Лео Перуц - Шведский всадник
Но мой отец, Шведский Всадник, - заключает Мария-Христина фон Бломе свой рассказ, - так никогда и не возвратился. Ни разу больше он не будил меня стуком в окно.
Но как же могло быть, что он сражался в шведской армии и погиб на следующий день после той ночи, когда он стоял в нашем саду и говорил со мной? А если он не погиб, то почему же он не приходил больше и не стучал в мое окно? Эта темная, печальная и неразрешимая тайна сопровождала меня на протяжении всей моей жизни..."
* * *
Теперь следует рассказать подлинную историю Шведского Всадника.
Это история двух мужчин. Они встретились в один из морозных зимних дней начала 1701 года в крестьянском сарае и заключили дружеский союз. А потом пошли вдвоем по проселку, который вел из Оппельна через занесенные снегом поля Силезии в Польшу.
Часть I. БРОДЯГА
Весь день они прятались, а с наступлением темноты вылезли из своего укрытия и побрели по занесенному снегом сосновому бору. У обоих имелись веские причины избегать встречи с людьми, озираться на каждый шорох и хорониться с наступлением рассвета. Один из двоих был бродягой и ярмарочным вором, едва ускользнувшим от виселицы; другой - дезертиром, сбежавшим из армии короля Саксонского.

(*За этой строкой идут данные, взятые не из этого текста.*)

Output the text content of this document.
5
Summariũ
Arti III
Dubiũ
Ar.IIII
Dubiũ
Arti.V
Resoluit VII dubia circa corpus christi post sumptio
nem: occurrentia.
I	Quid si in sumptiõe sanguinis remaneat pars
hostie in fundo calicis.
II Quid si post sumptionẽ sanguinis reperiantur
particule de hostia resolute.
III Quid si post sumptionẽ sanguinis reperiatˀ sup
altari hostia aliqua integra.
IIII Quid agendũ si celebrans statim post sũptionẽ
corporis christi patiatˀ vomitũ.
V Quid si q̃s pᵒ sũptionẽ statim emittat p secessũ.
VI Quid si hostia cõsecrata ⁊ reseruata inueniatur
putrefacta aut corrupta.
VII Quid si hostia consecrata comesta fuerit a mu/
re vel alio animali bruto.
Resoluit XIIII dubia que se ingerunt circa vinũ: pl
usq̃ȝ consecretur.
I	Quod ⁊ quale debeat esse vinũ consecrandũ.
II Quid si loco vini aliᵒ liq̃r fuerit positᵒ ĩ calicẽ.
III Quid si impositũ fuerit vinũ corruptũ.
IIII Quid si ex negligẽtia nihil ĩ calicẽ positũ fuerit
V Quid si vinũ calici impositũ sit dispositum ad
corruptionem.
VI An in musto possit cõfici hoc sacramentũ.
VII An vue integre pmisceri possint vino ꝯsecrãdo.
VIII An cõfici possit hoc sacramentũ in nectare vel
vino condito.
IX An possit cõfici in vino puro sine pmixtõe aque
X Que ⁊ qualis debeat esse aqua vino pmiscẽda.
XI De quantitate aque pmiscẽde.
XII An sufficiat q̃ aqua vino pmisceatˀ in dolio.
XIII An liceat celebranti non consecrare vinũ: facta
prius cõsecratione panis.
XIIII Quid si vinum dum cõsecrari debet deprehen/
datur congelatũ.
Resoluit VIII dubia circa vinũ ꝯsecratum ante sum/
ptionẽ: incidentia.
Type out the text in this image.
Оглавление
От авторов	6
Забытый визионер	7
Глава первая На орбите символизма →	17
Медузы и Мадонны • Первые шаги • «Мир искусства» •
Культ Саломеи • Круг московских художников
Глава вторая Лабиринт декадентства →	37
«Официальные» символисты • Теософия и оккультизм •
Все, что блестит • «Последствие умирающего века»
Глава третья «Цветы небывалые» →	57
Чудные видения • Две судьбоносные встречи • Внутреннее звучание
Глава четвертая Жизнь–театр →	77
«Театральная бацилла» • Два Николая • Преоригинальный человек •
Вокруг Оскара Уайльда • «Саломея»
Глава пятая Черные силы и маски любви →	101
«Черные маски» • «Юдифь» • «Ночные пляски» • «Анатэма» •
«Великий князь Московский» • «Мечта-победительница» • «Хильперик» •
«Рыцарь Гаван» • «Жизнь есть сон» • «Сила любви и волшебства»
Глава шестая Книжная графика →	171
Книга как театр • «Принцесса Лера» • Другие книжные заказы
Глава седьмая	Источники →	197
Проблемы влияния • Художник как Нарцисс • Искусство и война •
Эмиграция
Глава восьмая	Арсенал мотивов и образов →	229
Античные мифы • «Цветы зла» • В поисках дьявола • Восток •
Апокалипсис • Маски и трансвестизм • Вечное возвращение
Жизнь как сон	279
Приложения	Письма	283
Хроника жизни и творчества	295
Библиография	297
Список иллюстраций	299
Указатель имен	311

Вор, которого в округе прозвали Куроловом, переносил тяготы ночных странствий много легче, чем его молодой попутчик, потому что за всю свою жизнь достаточно натерпелся и холода и голода. Зато другой - молодой Христиан фон Торнефельд - тяжко страдал. Он был еще почти мальчиком. Днем раньше, когда они вдвоем прятались на крестьянском сеновале под кучами соломы, он преисполнился бодрости и принялся фантазировать о своем грядущем счастье и великолепной, насыщенной подвигами жизни. Здесь, в Силезии, у него был двоюродный брат по материнской линии, владевший порядочным поместьем. Конечно же, говорил он, кузен снабдит его деньгами, оружием, теплой одеждой и даст коня, чтобы добраться до Польши. А стоит ему только пересечь границу, как все будет иначе. Он по горло сыт службой чужим господам, да еще в войсках, готовящихся воевать против его родины! И пусть его отец покинул Швецию после того, как государственные советники, отсудив у него коронное поместье, сделали его бедняком, но сам он, Христиан Торнефельд, был и остается шведом. Где же его место теперь, как не в шведской армии! Он надеялся с честью постоять за юного короля, поистине посланного на землю Богом, чтобы покарать всех остальных владык за их вероломство! Недаром же всего лишь в семнадцать лет Карл Шведский одержал победу под Нарвой, прославившую его на весь мир. Нет, что ни говори, а участь истинного христианина - как, впрочем, всякого, кто обладает мужеством и честью, - это славные дела на войне!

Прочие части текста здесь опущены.